Lecture Abstract
Power is partly innate and internally derived, emerging, for example, from the domestic build-up of military or economic resources. But power is also partly externally granted and bestowed from the outside, as others adjust their behaviour and ambitions based on perceptions of the nature and consequences of power transitions. This paper focuses on how these perceptions are shaped. Whilst theoretical and epistemological starting points are clearly important, the paper draws on insights from deterrence theory to better consider how economic sources of power (and the desire and ability to use them) are understood, with a specific focus on how aims and objectives are communicated and received (and the credibility of them).

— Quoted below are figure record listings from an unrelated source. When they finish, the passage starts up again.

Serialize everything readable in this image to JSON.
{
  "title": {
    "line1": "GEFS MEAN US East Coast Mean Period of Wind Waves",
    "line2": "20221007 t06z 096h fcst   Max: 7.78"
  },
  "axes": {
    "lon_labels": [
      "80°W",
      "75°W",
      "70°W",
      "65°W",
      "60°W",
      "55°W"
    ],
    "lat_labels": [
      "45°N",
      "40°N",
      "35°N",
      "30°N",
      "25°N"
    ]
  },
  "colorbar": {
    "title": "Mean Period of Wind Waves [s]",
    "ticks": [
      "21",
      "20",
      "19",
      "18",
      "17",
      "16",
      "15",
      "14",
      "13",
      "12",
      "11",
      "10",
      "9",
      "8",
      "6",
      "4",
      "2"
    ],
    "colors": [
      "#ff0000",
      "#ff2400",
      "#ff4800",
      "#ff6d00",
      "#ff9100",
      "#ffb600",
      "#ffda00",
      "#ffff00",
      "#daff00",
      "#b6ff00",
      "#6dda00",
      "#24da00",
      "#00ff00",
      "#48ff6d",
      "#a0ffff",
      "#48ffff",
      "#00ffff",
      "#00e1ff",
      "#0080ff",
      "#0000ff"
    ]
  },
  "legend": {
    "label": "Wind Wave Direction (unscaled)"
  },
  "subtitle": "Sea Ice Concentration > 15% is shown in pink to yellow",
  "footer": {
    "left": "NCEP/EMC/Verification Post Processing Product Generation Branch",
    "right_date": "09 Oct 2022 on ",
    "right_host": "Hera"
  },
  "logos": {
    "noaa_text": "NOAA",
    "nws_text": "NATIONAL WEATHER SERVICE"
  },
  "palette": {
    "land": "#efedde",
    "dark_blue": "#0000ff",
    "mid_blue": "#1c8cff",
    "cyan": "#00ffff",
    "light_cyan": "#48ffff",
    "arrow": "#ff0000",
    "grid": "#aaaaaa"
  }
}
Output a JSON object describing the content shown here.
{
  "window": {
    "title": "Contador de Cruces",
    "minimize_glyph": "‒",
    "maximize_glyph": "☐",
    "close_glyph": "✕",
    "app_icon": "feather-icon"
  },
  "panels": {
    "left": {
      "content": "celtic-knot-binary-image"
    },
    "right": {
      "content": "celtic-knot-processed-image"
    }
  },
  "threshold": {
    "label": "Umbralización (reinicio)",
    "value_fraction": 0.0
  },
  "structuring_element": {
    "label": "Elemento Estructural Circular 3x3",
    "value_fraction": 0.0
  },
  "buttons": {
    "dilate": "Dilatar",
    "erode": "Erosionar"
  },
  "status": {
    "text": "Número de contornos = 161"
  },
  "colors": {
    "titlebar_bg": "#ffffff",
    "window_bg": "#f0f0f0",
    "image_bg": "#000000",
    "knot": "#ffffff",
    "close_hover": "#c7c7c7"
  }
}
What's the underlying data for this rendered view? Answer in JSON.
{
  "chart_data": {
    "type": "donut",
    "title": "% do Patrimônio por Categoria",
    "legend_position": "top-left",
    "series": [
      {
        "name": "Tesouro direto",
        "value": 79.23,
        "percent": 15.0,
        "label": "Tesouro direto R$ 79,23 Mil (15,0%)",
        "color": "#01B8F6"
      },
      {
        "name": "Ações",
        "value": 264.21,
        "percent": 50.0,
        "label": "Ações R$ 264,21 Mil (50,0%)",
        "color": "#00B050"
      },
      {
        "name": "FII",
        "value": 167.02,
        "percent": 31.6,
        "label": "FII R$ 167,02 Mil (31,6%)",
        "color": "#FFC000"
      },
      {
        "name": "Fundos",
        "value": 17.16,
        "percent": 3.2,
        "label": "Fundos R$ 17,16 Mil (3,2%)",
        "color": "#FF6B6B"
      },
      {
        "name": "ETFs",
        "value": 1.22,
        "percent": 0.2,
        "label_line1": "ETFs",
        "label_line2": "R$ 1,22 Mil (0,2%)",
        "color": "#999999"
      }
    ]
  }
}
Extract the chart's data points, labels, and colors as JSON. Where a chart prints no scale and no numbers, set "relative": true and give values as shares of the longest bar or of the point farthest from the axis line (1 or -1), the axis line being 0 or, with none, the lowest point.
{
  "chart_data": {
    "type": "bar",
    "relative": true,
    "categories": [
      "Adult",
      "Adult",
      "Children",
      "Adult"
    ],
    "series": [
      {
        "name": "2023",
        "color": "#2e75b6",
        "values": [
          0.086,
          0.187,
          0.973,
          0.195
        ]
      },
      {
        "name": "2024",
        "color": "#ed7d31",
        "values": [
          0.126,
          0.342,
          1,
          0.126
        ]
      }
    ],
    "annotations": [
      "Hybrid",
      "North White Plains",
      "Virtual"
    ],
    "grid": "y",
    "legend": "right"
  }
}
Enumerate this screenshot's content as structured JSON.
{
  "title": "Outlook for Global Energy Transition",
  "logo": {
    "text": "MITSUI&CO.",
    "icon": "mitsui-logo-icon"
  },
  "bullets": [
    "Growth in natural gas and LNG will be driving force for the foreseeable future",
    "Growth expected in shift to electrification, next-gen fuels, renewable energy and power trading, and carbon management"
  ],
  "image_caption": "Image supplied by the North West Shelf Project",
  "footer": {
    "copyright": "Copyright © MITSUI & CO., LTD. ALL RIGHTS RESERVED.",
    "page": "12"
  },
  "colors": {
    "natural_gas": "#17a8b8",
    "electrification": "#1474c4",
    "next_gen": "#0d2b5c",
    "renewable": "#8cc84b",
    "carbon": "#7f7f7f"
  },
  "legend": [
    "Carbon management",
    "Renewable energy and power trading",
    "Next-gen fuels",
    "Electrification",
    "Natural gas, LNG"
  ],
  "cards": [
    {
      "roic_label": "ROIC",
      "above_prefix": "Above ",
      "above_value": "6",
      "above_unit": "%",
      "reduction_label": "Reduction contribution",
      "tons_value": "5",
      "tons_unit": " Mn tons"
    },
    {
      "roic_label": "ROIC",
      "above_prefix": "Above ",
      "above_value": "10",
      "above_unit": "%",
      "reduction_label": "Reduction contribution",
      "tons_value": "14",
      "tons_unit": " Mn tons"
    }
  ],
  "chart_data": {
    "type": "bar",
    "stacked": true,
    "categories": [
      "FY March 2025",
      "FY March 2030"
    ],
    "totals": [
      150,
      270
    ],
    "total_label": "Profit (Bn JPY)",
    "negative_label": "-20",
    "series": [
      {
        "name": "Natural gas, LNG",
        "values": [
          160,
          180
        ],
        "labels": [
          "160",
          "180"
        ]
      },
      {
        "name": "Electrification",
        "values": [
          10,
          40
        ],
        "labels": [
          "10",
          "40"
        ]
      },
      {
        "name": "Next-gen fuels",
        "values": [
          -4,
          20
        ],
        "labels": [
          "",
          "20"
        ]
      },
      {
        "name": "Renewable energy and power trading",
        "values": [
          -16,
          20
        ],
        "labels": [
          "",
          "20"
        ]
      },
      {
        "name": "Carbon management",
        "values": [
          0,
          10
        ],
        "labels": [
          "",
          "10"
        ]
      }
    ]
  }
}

It suggests that a shift in the nature of economic interactions have combined with a change in the nature of strategic signalling from Beijing to result in a reappraisal of the both the consequences of China’s rise (and also of Chinese intentions) in some parts of Europe; a China challenge to European interests is now seen as more credible and realistic than before both the shift in Chinese investment targets, and Xi Jinping’s personal identification with the Belt and Road project.
About the Speaker
Shaun Breslin is Professor of Politics and International Studies at the University of Warwick. He is also co-editor of The Pacific Review, and Senior Associate Research Fellow of ISPI in Milan. Having first studied in China in 1984, he has spent the subsequent years studying the China’s changing domestic political economy and China’s place in the world (and how each impacts on the other). He also has a side interest in comparative studies of regional integration processes. He currently holds a Leverhulme Major Research Fellowship to study the nature of China as a Great Power, and in the Fall of 2018 will be a distinguished visiting professorial research fellow at Fudan University.